Потом кладет взгляд на меня, все еще болтающего ногами, но уже не надеющегося, готового обидеться, и перестает сердиться:

— Ладно, как-нибудь возьму тебя с собой. Сам увидишь…

— Когда?! — я тут же забываю, что собирался обидеться, может быть даже зареветь.

— Скоро Спас… Какой день-то у нас сегодня?

— Вторник! — быстро вспоминаю я.

— Значит, через две недели и пойдем. Смотри у меня, чтоб не жаловался: пешком ведь идти придется.

— Нет, нет, бабушка, не буду я жаловаться!

Побежал я домой и перво-наперво сделал себе двухнедельный календарь, в котором, как наступит вечер, стал зачеркивать прошедший день, снова и снова пересчитывая оставшиеся. А до вечера, как и другие ребятишки села, как и все, я работал. Тогда ведь как было: человек, может, только ходить научился, но уж в меру сил своих работает, помогает колхозу. Такая нужда в рабочих руках с войны осталась, да и после сколько лет она еще себя знать давала, хоть, конечно, и привыкли мы все.

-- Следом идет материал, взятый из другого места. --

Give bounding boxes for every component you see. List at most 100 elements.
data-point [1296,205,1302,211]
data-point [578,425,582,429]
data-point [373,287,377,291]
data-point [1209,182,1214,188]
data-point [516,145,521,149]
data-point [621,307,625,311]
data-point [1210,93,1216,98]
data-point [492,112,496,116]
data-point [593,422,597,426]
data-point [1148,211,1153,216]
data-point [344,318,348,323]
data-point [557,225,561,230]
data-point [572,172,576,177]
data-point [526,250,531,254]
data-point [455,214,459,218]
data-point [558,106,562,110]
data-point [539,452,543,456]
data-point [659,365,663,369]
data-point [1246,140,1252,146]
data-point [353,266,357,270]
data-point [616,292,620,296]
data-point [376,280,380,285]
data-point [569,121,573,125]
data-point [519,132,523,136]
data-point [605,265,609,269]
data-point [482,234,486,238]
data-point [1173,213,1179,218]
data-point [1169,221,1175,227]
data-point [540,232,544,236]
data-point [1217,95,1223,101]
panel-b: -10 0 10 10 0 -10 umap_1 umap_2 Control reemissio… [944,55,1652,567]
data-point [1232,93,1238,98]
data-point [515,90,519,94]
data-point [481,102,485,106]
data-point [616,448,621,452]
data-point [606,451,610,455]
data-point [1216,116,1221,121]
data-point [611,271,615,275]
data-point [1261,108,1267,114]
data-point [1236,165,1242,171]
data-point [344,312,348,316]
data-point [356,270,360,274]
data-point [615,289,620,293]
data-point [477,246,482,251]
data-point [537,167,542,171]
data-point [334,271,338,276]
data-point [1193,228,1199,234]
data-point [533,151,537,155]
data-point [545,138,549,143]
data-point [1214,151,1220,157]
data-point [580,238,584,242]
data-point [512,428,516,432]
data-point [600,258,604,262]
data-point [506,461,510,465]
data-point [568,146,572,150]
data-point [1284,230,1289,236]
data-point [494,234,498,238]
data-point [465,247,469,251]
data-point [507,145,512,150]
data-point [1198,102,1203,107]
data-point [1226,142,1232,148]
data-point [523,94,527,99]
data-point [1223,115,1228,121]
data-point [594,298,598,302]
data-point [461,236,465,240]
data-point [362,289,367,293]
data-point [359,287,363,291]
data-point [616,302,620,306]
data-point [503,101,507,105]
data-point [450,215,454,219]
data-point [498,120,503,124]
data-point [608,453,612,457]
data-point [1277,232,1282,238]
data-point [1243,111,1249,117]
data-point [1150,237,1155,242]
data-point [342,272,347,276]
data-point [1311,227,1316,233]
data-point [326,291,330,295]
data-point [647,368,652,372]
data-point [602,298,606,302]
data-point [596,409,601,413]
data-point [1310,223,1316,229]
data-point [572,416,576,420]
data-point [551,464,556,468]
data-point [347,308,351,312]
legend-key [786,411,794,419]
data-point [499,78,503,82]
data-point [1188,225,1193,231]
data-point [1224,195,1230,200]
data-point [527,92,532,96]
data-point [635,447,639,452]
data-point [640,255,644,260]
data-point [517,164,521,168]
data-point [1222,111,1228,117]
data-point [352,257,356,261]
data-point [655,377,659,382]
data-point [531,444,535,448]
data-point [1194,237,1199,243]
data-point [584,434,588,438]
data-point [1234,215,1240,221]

Я с братом Колей сторожил жеребят-стригунков. А стригунки — быстрые, как ветер, пугливые, как зайцы: если всполошатся, поскачут в разные стороны, то нам, без помощи старших, никак не переловить их, не собрать. Поэтому конюх дядя Тикын Ведыр по утрам стреноживал самых прытких, а мы потом просто следили, чтобы они не зашли в хлеба, овсы не вытоптали.